A fundamental step, among other things, to arrive at a superior artificial intelligence, which many call “general” (AGI), and which could one day surpass human cognitive capabilities in many areas.

“Today I am certain that with the current architecture we cannot get to AGI. There is too much to learn in the physical world and in the future to really generalise. The current approach is not enough”.

The new model will be “open”, but not too much

The efforts of DVPS, says Trombetti, will be totally open as far as research papers are concerned.

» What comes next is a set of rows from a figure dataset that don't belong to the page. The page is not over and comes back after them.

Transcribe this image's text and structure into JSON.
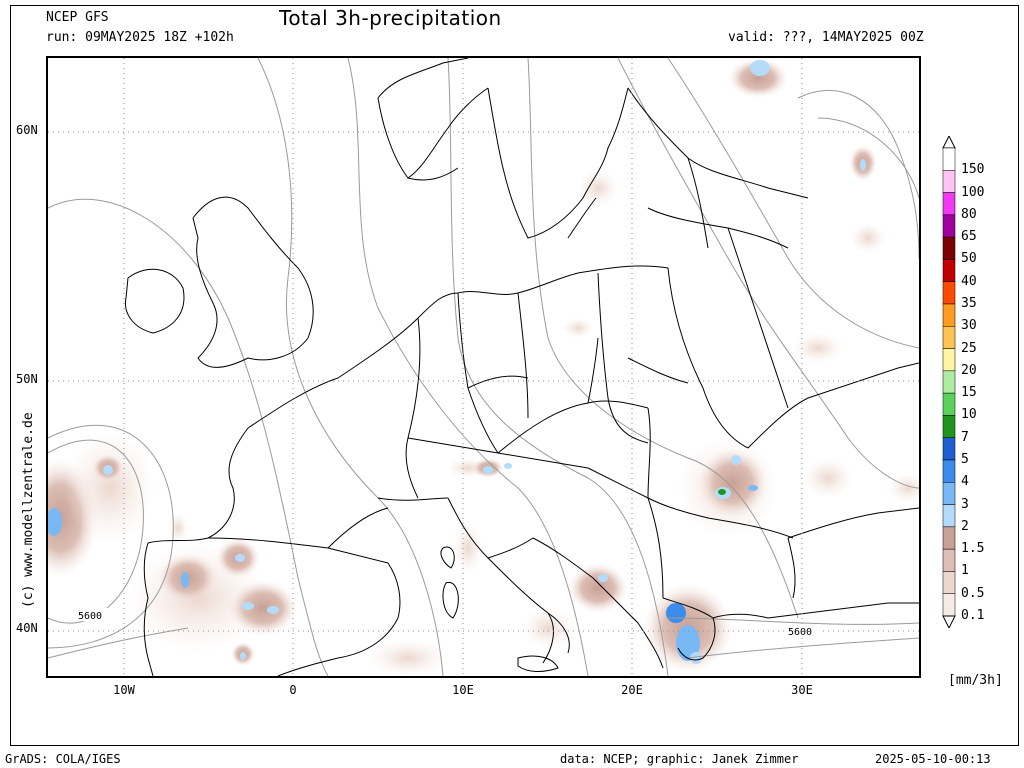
{
  "header": {
    "model": "NCEP GFS",
    "run": "run: 09MAY2025 18Z +102h",
    "title": "Total 3h-precipitation",
    "valid": "valid: ???, 14MAY2025 00Z"
  },
  "map": {
    "lat_labels": [
      "60N",
      "50N",
      "40N"
    ],
    "lon_labels": [
      "10W",
      "0",
      "10E",
      "20E",
      "30E"
    ],
    "contour_labels": [
      "5600",
      "5600"
    ],
    "vertical_credit": "(c) www.modellzentrale.de"
  },
  "legend": {
    "levels": [
      "150",
      "100",
      "80",
      "65",
      "50",
      "40",
      "35",
      "30",
      "25",
      "20",
      "15",
      "10",
      "7",
      "5",
      "4",
      "3",
      "2",
      "1.5",
      "1",
      "0.5",
      "0.1"
    ],
    "colors": [
      "#ffffff",
      "#ffc3f5",
      "#f039f0",
      "#a000a0",
      "#7d0000",
      "#c30000",
      "#ff4b00",
      "#ff9b1e",
      "#ffc350",
      "#fff5a0",
      "#afeba0",
      "#5ad25a",
      "#1e961e",
      "#1e5fd2",
      "#3c8ceb",
      "#78b9f5",
      "#b4dcfa",
      "#c8a096",
      "#dcbeb4",
      "#ebd7cd",
      "#f7ebe6"
    ],
    "unit": "[mm/3h]"
  },
  "footer": {
    "left": "GrADS: COLA/IGES",
    "middle": "data: NCEP; graphic: Janek Zimmer",
    "right": "2025-05-10-00:13"
  }
}
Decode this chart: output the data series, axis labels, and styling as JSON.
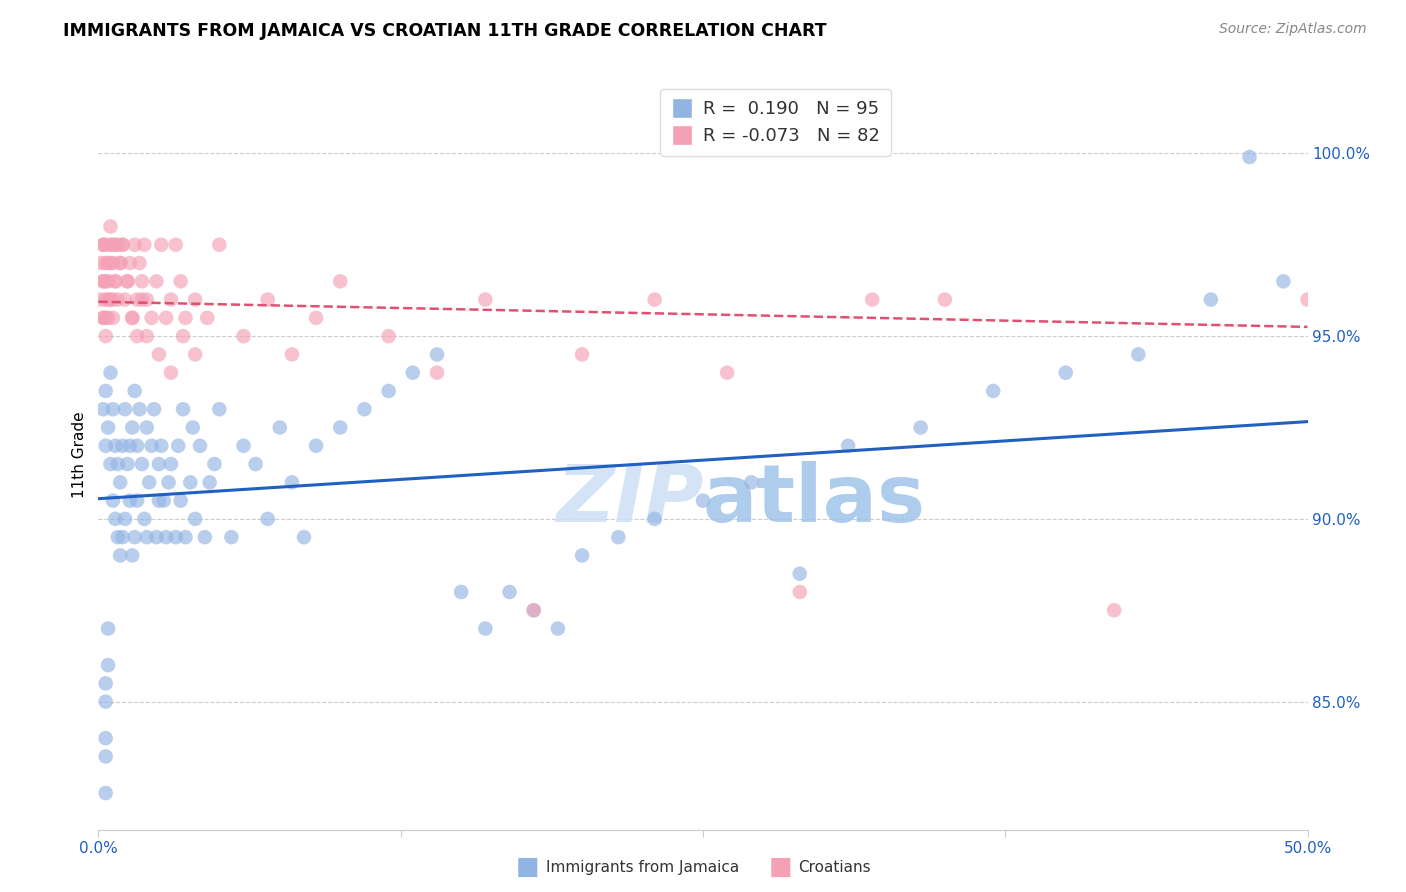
{
  "title": "IMMIGRANTS FROM JAMAICA VS CROATIAN 11TH GRADE CORRELATION CHART",
  "source": "Source: ZipAtlas.com",
  "ylabel": "11th Grade",
  "yaxis_labels": [
    "100.0%",
    "95.0%",
    "90.0%",
    "85.0%"
  ],
  "yaxis_values": [
    1.0,
    0.95,
    0.9,
    0.85
  ],
  "xlim": [
    0.0,
    0.5
  ],
  "ylim": [
    0.815,
    1.02
  ],
  "legend_blue_R": "0.190",
  "legend_blue_N": "95",
  "legend_pink_R": "-0.073",
  "legend_pink_N": "82",
  "blue_color": "#92b4e3",
  "pink_color": "#f4a0b5",
  "line_blue": "#2060c0",
  "line_pink": "#e05070",
  "blue_scatter_x": [
    0.002,
    0.003,
    0.003,
    0.004,
    0.005,
    0.005,
    0.006,
    0.006,
    0.007,
    0.007,
    0.008,
    0.008,
    0.009,
    0.009,
    0.01,
    0.01,
    0.011,
    0.011,
    0.012,
    0.013,
    0.013,
    0.014,
    0.014,
    0.015,
    0.015,
    0.016,
    0.016,
    0.017,
    0.018,
    0.019,
    0.02,
    0.02,
    0.021,
    0.022,
    0.023,
    0.024,
    0.025,
    0.025,
    0.026,
    0.027,
    0.028,
    0.029,
    0.03,
    0.032,
    0.033,
    0.034,
    0.035,
    0.036,
    0.038,
    0.039,
    0.04,
    0.042,
    0.044,
    0.046,
    0.048,
    0.05,
    0.055,
    0.06,
    0.065,
    0.07,
    0.075,
    0.08,
    0.085,
    0.09,
    0.1,
    0.11,
    0.12,
    0.13,
    0.14,
    0.15,
    0.16,
    0.17,
    0.18,
    0.19,
    0.2,
    0.215,
    0.23,
    0.25,
    0.27,
    0.29,
    0.31,
    0.34,
    0.37,
    0.4,
    0.43,
    0.46,
    0.476,
    0.003,
    0.003,
    0.003,
    0.003,
    0.003,
    0.004,
    0.004,
    0.49
  ],
  "blue_scatter_y": [
    0.93,
    0.92,
    0.935,
    0.925,
    0.94,
    0.915,
    0.905,
    0.93,
    0.9,
    0.92,
    0.915,
    0.895,
    0.91,
    0.89,
    0.92,
    0.895,
    0.93,
    0.9,
    0.915,
    0.92,
    0.905,
    0.925,
    0.89,
    0.935,
    0.895,
    0.92,
    0.905,
    0.93,
    0.915,
    0.9,
    0.925,
    0.895,
    0.91,
    0.92,
    0.93,
    0.895,
    0.915,
    0.905,
    0.92,
    0.905,
    0.895,
    0.91,
    0.915,
    0.895,
    0.92,
    0.905,
    0.93,
    0.895,
    0.91,
    0.925,
    0.9,
    0.92,
    0.895,
    0.91,
    0.915,
    0.93,
    0.895,
    0.92,
    0.915,
    0.9,
    0.925,
    0.91,
    0.895,
    0.92,
    0.925,
    0.93,
    0.935,
    0.94,
    0.945,
    0.88,
    0.87,
    0.88,
    0.875,
    0.87,
    0.89,
    0.895,
    0.9,
    0.905,
    0.91,
    0.885,
    0.92,
    0.925,
    0.935,
    0.94,
    0.945,
    0.96,
    0.999,
    0.855,
    0.84,
    0.85,
    0.835,
    0.825,
    0.86,
    0.87,
    0.965
  ],
  "pink_scatter_x": [
    0.001,
    0.001,
    0.002,
    0.002,
    0.002,
    0.003,
    0.003,
    0.003,
    0.004,
    0.004,
    0.005,
    0.005,
    0.006,
    0.006,
    0.007,
    0.008,
    0.009,
    0.01,
    0.011,
    0.012,
    0.013,
    0.014,
    0.015,
    0.016,
    0.017,
    0.018,
    0.019,
    0.02,
    0.022,
    0.024,
    0.026,
    0.028,
    0.03,
    0.032,
    0.034,
    0.036,
    0.04,
    0.045,
    0.05,
    0.06,
    0.07,
    0.08,
    0.09,
    0.1,
    0.12,
    0.14,
    0.16,
    0.18,
    0.2,
    0.23,
    0.26,
    0.29,
    0.32,
    0.35,
    0.002,
    0.002,
    0.002,
    0.003,
    0.003,
    0.003,
    0.004,
    0.004,
    0.005,
    0.005,
    0.006,
    0.006,
    0.007,
    0.007,
    0.008,
    0.009,
    0.01,
    0.012,
    0.014,
    0.016,
    0.018,
    0.02,
    0.025,
    0.03,
    0.035,
    0.04,
    0.42,
    0.5
  ],
  "pink_scatter_y": [
    0.97,
    0.96,
    0.975,
    0.965,
    0.955,
    0.97,
    0.96,
    0.95,
    0.965,
    0.955,
    0.975,
    0.96,
    0.97,
    0.955,
    0.965,
    0.96,
    0.97,
    0.975,
    0.96,
    0.965,
    0.97,
    0.955,
    0.975,
    0.96,
    0.97,
    0.965,
    0.975,
    0.96,
    0.955,
    0.965,
    0.975,
    0.955,
    0.96,
    0.975,
    0.965,
    0.955,
    0.96,
    0.955,
    0.975,
    0.95,
    0.96,
    0.945,
    0.955,
    0.965,
    0.95,
    0.94,
    0.96,
    0.875,
    0.945,
    0.96,
    0.94,
    0.88,
    0.96,
    0.96,
    0.975,
    0.965,
    0.955,
    0.975,
    0.965,
    0.955,
    0.97,
    0.96,
    0.98,
    0.97,
    0.975,
    0.96,
    0.975,
    0.965,
    0.975,
    0.97,
    0.975,
    0.965,
    0.955,
    0.95,
    0.96,
    0.95,
    0.945,
    0.94,
    0.95,
    0.945,
    0.875,
    0.96
  ]
}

While the first model created will be “ open weight ”: it means that its weights (i.e. the parameters learned during training) are publicly accessible.

And why won't it be an open source AI?

"We have to be careful about how much to share: we haven't decided yet - says Trombetti -. The biggest risk is that, once again, in Europe a lot of research is done and money is invested, while then it is the American researchers who take the results, publish first and propose alternative projects, reaping the benefits. For this reason we have to carefully evaluate where to draw the limit. It is a strategic choice: if the project goes very well, we can afford to close ourselves off a little more; if instead the progress is slower, then it is better to be more open, more collaborative and look for new opportunities".